For a long time, I was unable to respond, because I was sitting paralyzed with shock. “Holy shit,” a chill ran up my spine to the top of my head. “You are the reason the Kristang invaded Paradise?”
“Um, shmaybe?”
“Shmaybe? Oh my God! UNEF is stuck on that planet because of you?”
“To be fair, Joe, I was stuck there for way longer than UNEF has been on Paradise. I was desperate to get off that hick planet, and with the Ruhar happily farming the place, there wasn’t any opportunity for me to get away. When I heard that the wormhole shift had given the Kristang access to a world with an underdeveloped species of monkeys, and that the Kristang had invaded your world, I saw an opportunity.
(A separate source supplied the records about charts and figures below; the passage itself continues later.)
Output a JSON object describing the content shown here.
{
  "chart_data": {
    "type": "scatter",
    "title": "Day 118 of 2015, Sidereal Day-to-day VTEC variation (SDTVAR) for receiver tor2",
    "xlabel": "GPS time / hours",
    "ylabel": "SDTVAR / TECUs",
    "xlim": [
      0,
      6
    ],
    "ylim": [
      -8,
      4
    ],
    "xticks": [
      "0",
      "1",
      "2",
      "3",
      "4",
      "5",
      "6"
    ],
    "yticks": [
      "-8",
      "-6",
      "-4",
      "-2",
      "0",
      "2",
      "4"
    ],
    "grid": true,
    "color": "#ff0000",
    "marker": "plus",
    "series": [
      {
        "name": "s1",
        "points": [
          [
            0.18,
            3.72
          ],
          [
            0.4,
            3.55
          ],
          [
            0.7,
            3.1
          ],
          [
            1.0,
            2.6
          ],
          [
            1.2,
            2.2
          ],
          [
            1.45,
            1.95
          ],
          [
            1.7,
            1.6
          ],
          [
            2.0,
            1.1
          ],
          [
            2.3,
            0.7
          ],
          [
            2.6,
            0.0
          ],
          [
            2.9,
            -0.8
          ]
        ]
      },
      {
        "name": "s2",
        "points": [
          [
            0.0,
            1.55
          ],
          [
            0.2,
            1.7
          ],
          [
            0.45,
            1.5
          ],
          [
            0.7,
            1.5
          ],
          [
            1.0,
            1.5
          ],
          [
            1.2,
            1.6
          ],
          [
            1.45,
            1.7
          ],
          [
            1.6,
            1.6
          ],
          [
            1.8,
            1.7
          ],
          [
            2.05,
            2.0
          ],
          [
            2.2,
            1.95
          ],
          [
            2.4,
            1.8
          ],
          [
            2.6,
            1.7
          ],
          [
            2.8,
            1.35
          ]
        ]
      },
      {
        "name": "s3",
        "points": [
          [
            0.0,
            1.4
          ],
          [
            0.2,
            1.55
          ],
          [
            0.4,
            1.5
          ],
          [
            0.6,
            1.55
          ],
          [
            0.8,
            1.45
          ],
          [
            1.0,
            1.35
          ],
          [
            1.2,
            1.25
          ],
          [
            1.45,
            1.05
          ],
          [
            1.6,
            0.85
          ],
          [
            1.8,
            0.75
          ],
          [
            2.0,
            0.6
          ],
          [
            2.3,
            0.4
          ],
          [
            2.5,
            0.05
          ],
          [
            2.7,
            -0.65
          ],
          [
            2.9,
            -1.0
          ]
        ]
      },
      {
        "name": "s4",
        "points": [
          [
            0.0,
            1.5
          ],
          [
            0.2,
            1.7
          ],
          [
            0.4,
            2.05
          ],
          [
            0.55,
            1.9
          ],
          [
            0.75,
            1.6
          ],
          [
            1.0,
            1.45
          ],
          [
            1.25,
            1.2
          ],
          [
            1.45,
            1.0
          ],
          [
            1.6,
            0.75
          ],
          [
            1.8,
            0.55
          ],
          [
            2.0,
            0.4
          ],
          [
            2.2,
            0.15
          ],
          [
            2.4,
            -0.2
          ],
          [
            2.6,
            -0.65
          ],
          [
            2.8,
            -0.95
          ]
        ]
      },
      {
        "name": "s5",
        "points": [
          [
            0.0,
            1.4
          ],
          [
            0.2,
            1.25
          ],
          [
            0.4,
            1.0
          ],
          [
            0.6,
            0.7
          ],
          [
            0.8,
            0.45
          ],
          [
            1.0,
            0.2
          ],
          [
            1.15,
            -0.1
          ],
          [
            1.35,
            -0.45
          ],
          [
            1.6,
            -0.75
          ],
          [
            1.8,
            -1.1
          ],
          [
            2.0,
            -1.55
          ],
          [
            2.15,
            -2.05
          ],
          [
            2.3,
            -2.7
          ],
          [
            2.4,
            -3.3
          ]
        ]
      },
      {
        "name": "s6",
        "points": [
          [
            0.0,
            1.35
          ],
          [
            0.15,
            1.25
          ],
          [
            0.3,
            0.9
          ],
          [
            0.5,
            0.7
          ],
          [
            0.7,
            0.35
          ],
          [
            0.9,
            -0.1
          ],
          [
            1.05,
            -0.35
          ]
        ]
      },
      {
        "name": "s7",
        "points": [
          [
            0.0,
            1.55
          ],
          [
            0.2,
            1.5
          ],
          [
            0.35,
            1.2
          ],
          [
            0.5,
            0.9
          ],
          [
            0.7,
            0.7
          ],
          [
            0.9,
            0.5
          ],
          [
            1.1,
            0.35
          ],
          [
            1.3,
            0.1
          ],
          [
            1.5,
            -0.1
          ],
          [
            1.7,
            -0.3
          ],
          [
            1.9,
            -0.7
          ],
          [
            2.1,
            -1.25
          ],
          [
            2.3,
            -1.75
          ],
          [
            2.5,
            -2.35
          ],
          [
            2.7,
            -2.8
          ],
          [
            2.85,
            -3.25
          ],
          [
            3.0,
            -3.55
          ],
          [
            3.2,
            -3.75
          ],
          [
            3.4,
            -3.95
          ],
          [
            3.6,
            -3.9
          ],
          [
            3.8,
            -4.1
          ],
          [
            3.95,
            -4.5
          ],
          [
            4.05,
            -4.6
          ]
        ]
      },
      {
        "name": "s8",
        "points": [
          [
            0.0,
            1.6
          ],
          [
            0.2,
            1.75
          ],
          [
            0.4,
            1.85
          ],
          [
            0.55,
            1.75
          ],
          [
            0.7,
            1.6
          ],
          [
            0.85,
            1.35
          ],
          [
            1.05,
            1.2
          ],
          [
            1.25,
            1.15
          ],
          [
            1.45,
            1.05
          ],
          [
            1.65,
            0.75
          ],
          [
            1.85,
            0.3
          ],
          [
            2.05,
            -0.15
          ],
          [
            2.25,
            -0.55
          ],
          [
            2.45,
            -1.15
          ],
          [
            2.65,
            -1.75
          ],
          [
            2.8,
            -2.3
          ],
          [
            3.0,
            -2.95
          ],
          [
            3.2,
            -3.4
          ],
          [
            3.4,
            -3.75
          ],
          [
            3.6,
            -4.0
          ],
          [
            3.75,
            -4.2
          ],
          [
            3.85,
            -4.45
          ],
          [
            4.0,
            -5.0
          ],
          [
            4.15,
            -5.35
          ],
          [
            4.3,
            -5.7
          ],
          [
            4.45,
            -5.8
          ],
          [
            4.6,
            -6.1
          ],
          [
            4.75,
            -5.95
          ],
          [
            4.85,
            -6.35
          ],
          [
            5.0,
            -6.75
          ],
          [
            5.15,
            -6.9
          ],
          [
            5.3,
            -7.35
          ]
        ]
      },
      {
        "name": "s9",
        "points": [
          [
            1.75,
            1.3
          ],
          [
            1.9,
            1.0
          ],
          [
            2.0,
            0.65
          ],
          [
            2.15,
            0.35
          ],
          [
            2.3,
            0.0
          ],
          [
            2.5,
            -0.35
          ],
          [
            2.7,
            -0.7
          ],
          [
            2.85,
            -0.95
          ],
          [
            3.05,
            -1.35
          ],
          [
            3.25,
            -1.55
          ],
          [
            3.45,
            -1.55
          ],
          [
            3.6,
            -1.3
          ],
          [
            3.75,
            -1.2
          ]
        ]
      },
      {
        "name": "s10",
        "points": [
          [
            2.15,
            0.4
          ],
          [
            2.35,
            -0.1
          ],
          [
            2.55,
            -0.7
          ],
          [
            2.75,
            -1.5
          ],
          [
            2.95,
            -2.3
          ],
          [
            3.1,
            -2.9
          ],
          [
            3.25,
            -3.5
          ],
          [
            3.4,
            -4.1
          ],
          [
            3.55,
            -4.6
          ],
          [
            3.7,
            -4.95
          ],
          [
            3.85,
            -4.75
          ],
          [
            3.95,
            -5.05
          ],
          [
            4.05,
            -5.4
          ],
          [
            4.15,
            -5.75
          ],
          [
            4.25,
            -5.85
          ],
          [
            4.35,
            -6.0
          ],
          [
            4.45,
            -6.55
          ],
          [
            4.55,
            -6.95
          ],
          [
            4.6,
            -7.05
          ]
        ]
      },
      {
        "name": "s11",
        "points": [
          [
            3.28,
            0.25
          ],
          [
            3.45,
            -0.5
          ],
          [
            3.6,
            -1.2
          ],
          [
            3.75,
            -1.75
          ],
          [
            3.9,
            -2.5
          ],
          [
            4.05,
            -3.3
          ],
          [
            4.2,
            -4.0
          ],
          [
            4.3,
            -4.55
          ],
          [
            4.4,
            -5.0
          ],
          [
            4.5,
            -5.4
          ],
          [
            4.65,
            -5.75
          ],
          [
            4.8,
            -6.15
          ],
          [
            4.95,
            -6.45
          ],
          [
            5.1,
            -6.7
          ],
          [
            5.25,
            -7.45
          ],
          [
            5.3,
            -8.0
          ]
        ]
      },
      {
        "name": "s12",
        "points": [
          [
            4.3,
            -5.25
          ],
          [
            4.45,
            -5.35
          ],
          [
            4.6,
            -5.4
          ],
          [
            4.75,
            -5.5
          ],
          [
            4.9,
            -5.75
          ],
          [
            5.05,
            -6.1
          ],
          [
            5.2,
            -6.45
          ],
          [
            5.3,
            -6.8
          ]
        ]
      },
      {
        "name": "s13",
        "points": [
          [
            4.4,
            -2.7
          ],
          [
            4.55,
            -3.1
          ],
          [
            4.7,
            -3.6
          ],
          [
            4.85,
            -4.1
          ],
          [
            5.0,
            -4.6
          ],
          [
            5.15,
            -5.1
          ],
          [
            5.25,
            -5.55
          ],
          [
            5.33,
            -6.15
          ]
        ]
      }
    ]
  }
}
I might, I can neither confirm nor deny, have hacked into a Ruhar medical laboratory and created a virulent prion that would prevent the Kristang from landing on Paradise until they developed an antidote. And since the Kristang couldn’t land there for a while, I might have planted the idea of using humans on Paradise in the minds of the Kristang.”
“Holy shit.” I slumped against the ship’s hull, absolutely stunned. Skippy the shiny beer can had been the invisible hand behind the entire mess. I needed to take several deep breaths to take in the enormity of Skippy’s casual revelation.